More recently, however, the trio has broadened its intrepid sense of adventure to include collaborations. When the three take the stage in St. Paul's Mears Park next Saturday as headliners of the Twin Cities Jazz Festival, they'll be joined by renowned tenor saxophonist Joshua Redman. It may seem an unlikely, if high-powered, pairing. Redman, who had a major-label contract at age 24, is a cavorting, bop-drenched stylist with a more mainstream approach.

"We like that surging thing," assured pianist Ethan Iverson in a separate call. "We'll take care of the math if Josh wants to play that beautiful, passionate saxophone."

Iverson first saw Redman play on a gig with his famous father and fellow tenor man Dewey Redman back in 1991. But a more potent memory occurred when Joshua performed at Dewey's memorial service in 2006. "He played a solo in this church that was one of the most powerful things I've ever heard. He should make a solo saxophone record."

In the spring of 2011, when New York's Blue Note jazz club asked the Bad Plus to include a special guest as part of its weeklong engagement celebrating the club's 30th anniversary, someone -- neither Anderson nor Iverson remembers who -- suggested Redman. "And everyone immediately said 'Great!'" Iverson recalls.

The shows went well enough that the trio and Redman reprised the collaboration at a jazz festival in Austria last August, and made plans for a three-week tour of Europe this summer. The St. Paul gig and another at the Toronto Jazz Festival this weekend will be the only North American dates before Europe.

"Josh is just a professional of the highest order," Anderson said. "He came in knowing our music to the point of memorizing it, with great positive energy."

Even so, some accommodation was necessary. The group picked songs in its repertoire with the most conventional chassis, including Iverson's blues-oriented "Guilty" and Anderson's "Prehensile Dream."
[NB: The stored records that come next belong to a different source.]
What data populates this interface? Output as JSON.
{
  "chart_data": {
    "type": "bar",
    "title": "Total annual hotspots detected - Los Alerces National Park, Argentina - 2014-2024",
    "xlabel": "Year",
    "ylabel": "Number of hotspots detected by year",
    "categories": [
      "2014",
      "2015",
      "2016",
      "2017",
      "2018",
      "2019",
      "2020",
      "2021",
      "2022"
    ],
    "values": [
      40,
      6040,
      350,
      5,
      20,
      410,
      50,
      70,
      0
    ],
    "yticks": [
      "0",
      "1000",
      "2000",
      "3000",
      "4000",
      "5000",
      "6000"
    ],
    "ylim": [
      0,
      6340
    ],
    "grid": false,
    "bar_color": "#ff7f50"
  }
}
"We've done some things with guitarists, like Kurt Rosenwinkel and Bill Frisell, and we did a terrific full-scale project with vocalist Wendy Lewis [the all-covers album "For All I Care" in 2008], but Josh is our first saxophonist," said Iverson, who acknowledges that adding a horn to a piano trio is "a big shift." But as a student of jazz history, he said, he relishes not only engaging with Redman, but laying out and hearing the saxophone with just bass and drums, as Sonny Rollins and John Coltrane did in some of their most iconic recordings.

As for the Bad Plus, Iverson said it has a new record, "Made Possible," due Aug. 31. It's the first of their records to prominently feature electronic effects. "And after three solid weeks with Josh in Europe, I'd like to record, if we can work it out," he said. "We'll see what the future brings."